The inevitable civil war / showdown between people in India, essentially the haves and the have-nots, comes closer. No more beating around the bush, no more mediation of the state. So, in Calcutta, maid-servants, cycle rickshaw-pullers, drivers etc would ransack their babu-masters' homes and help themselves to the swag. Those who can, will protect themselves in every way they can. The business of security will flourish.

Tuesday, July 08, 2008

Plaint



Two years ago I had posted a poem of mine, titled Rama's Plaint. That was written in 1999. Yesterday I happened to add another (concluding?) verse.

They emphasise difference, they ascribe values
Rama looks, wistful and forlorn
’Tis the one earth that fattens all
But teaches some to write the tale.


Painting: Chalk & Cheese, David Weston.

Yvonne Le Rougetel



"I write about a person very few people would have heard of. I do so because I know of no one else who has spent all her life giving away whatever she has and asked for nothing in return. Her name was Yvonne Le Rougetel.

She had no religion but lived for others without bothering about herself."

Khushwant Singh

Photo: Self-Sacrifice, by Ruth Foote

Necropolis



Best of Kolkata Campus presented Necropolis: rehearsing Koltes in such times... at Earthcare Books in Middleton Street, Calcutta, on the evening of Saturday 5 July. The performance was dedicated to the 60th birth celebrations of Bernard-Marie Koltes.

Two men meet on the street. They have to make a deal. Or rather they want to make a deal. One has something to sell and the other needs something to buy. The dealer is unsure what to peddle or would he want to peddle anything in the first place. The client knows what he has to buy but does not know exactly what to buy. A cat and mouse game begins between these nameless, faceless, shapeshifters who have to make a transaction about which they are not sure why they do it. For the next chunk of minutes they indulge in selling and buying of concepts without transacting anything.

What are they selling? Or rather who is buying? ... Are technology, displacement, memories, genocide ... the road-map of the universe... becoming so routine that we have lost the power to engage with them, and provide a soothing balm to the displaced, destitute, fried, barbecued, roasted, killed human-folk?



More often than not we are groping for words to describe routine violence. Routine cases of racial profiling. Of exclusion. Grappling with stereotypes. Cliches. Biases on the basis of human rights. On ethical treatment of animals who become globalised pharma companies' experimental guinea pigs. Biases on the basis of sexual orientation. We are looking at images and we think either they supplement the words or complement them. Is image only a memory tool? Is it just a visual metaphor? Is it just to learn things by heart? By rote?

What is a perfomance? Merely a text or an improvisation or a series of theatre exercises which are prescribed as typical workshop methods?

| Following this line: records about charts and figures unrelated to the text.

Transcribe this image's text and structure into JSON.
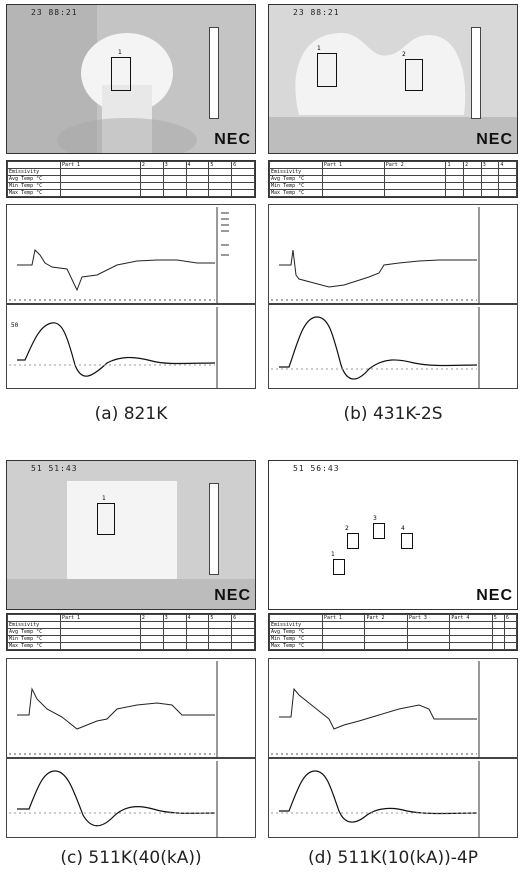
{
  "panels": [
    {
      "id": "a",
      "caption": "(a) 821K",
      "header": "23 88:21",
      "logo": "NEC",
      "table": {
        "columns": [
          "Part 1",
          "2",
          "3",
          "4",
          "5",
          "6"
        ],
        "rows": [
          {
            "label": "Emissivity",
            "values": [
              "",
              "",
              "",
              "",
              "",
              ""
            ]
          },
          {
            "label": "Avg Temp °C",
            "values": [
              "",
              "",
              "",
              "",
              "",
              ""
            ]
          },
          {
            "label": "Min Temp °C",
            "values": [
              "",
              "",
              "",
              "",
              "",
              ""
            ]
          },
          {
            "label": "Max Temp °C",
            "values": [
              "",
              "",
              "",
              "",
              "",
              ""
            ]
          }
        ]
      },
      "roi_labels": [
        "1"
      ],
      "wave_axis_label": "50"
    },
    {
      "id": "b",
      "caption": "(b) 431K-2S",
      "header": "23 88:21",
      "logo": "NEC",
      "table": {
        "columns": [
          "Part 1",
          "Part 2",
          "1",
          "2",
          "3",
          "4"
        ],
        "rows": [
          {
            "label": "Emissivity",
            "values": [
              "",
              "",
              "",
              "",
              "",
              ""
            ]
          },
          {
            "label": "Avg Temp °C",
            "values": [
              "",
              "",
              "",
              "",
              "",
              ""
            ]
          },
          {
            "label": "Min Temp °C",
            "values": [
              "",
              "",
              "",
              "",
              "",
              ""
            ]
          },
          {
            "label": "Max Temp °C",
            "values": [
              "",
              "",
              "",
              "",
              "",
              ""
            ]
          }
        ]
      },
      "roi_labels": [
        "1",
        "2"
      ],
      "wave_axis_label": ""
    },
    {
      "id": "c",
      "caption": "(c) 511K(40(kA))",
      "header": "51 51:43",
      "logo": "NEC",
      "table": {
        "columns": [
          "Part 1",
          "2",
          "3",
          "4",
          "5",
          "6"
        ],
        "rows": [
          {
            "label": "Emissivity",
            "values": [
              "",
              "",
              "",
              "",
              "",
              ""
            ]
          },
          {
            "label": "Avg Temp °C",
            "values": [
              "",
              "",
              "",
              "",
              "",
              ""
            ]
          },
          {
            "label": "Min Temp °C",
            "values": [
              "",
              "",
              "",
              "",
              "",
              ""
            ]
          },
          {
            "label": "Max Temp °C",
            "values": [
              "",
              "",
              "",
              "",
              "",
              ""
            ]
          }
        ]
      },
      "roi_labels": [
        "1"
      ],
      "wave_axis_label": ""
    },
    {
      "id": "d",
      "caption": "(d) 511K(10(kA))-4P",
      "header": "51 56:43",
      "logo": "NEC",
      "table": {
        "columns": [
          "Part 1",
          "Part 2",
          "Part 3",
          "Part 4",
          "5",
          "6"
        ],
        "rows": [
          {
            "label": "Emissivity",
            "values": [
              "",
              "",
              "",
              "",
              "",
              ""
            ]
          },
          {
            "label": "Avg Temp °C",
            "values": [
              "",
              "",
              "",
              "",
              "",
              ""
            ]
          },
          {
            "label": "Min Temp °C",
            "values": [
              "",
              "",
              "",
              "",
              "",
              ""
            ]
          },
          {
            "label": "Max Temp °C",
            "values": [
              "",
              "",
              "",
              "",
              "",
              ""
            ]
          }
        ]
      },
      "roi_labels": [
        "1",
        "2",
        "3",
        "4"
      ],
      "wave_axis_label": ""
    }
  ]
}
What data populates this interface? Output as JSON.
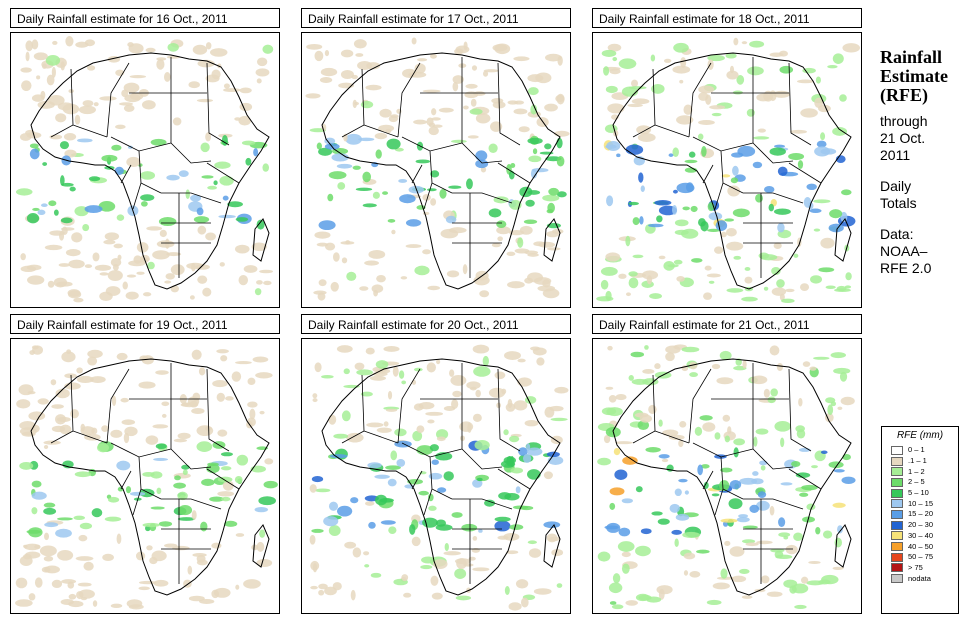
{
  "panels": [
    {
      "title": "Daily Rainfall estimate for  16 Oct., 2011"
    },
    {
      "title": "Daily Rainfall estimate for  17 Oct., 2011"
    },
    {
      "title": "Daily Rainfall estimate for  18 Oct., 2011"
    },
    {
      "title": "Daily Rainfall estimate for  19 Oct., 2011"
    },
    {
      "title": "Daily Rainfall estimate for  20 Oct., 2011"
    },
    {
      "title": "Daily Rainfall estimate for  21 Oct., 2011"
    }
  ],
  "side": {
    "title_line1": "Rainfall",
    "title_line2": "Estimate",
    "title_line3": "(RFE)",
    "through": "through",
    "date_line1": "21 Oct.",
    "date_line2": "2011",
    "daily": "Daily",
    "totals": "Totals",
    "data_label": "Data:",
    "source_line1": "NOAA–",
    "source_line2": "RFE 2.0"
  },
  "legend": {
    "title": "RFE (mm)",
    "items": [
      {
        "label": "0 – 1",
        "color": "#ffffff"
      },
      {
        "label": ".1 – 1",
        "color": "#e6d8c0"
      },
      {
        "label": "1 – 2",
        "color": "#a6ee96"
      },
      {
        "label": "2 – 5",
        "color": "#6ddc6a"
      },
      {
        "label": "5 – 10",
        "color": "#36c85a"
      },
      {
        "label": "10 – 15",
        "color": "#9ec8f0"
      },
      {
        "label": "15 – 20",
        "color": "#5a9ee6"
      },
      {
        "label": "20 – 30",
        "color": "#2264d2"
      },
      {
        "label": "30 – 40",
        "color": "#f6e278"
      },
      {
        "label": "40 – 50",
        "color": "#f6a02a"
      },
      {
        "label": "50 – 75",
        "color": "#e6461e"
      },
      {
        "label": "> 75",
        "color": "#b41414"
      },
      {
        "label": "nodata",
        "color": "#c8c8c8"
      }
    ]
  }
}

The performance probes into the image-word relationship ... it gets into into the rationale of images...



What images are we looking at? Nellie, Morichjhaanpi, Malom, Mokokchung, Nandigram...

What was the process of transforming the "us" into "them"?... How are "they" celebrating diversity and "their" culturalness in these times? The performance negotiates these terrains.

By the time the performance ends, nobody has bought... nobody has sold... yet those two individuals have transformed themselves enough to be probably up for sale if the next set of clients gatecrash into the narrative.

The play explores the idiom of solo performance with city-specific collaborators who intrude, alter and tamper the nature of the performance... yet there is an unified thread that runs through these structured improvisations.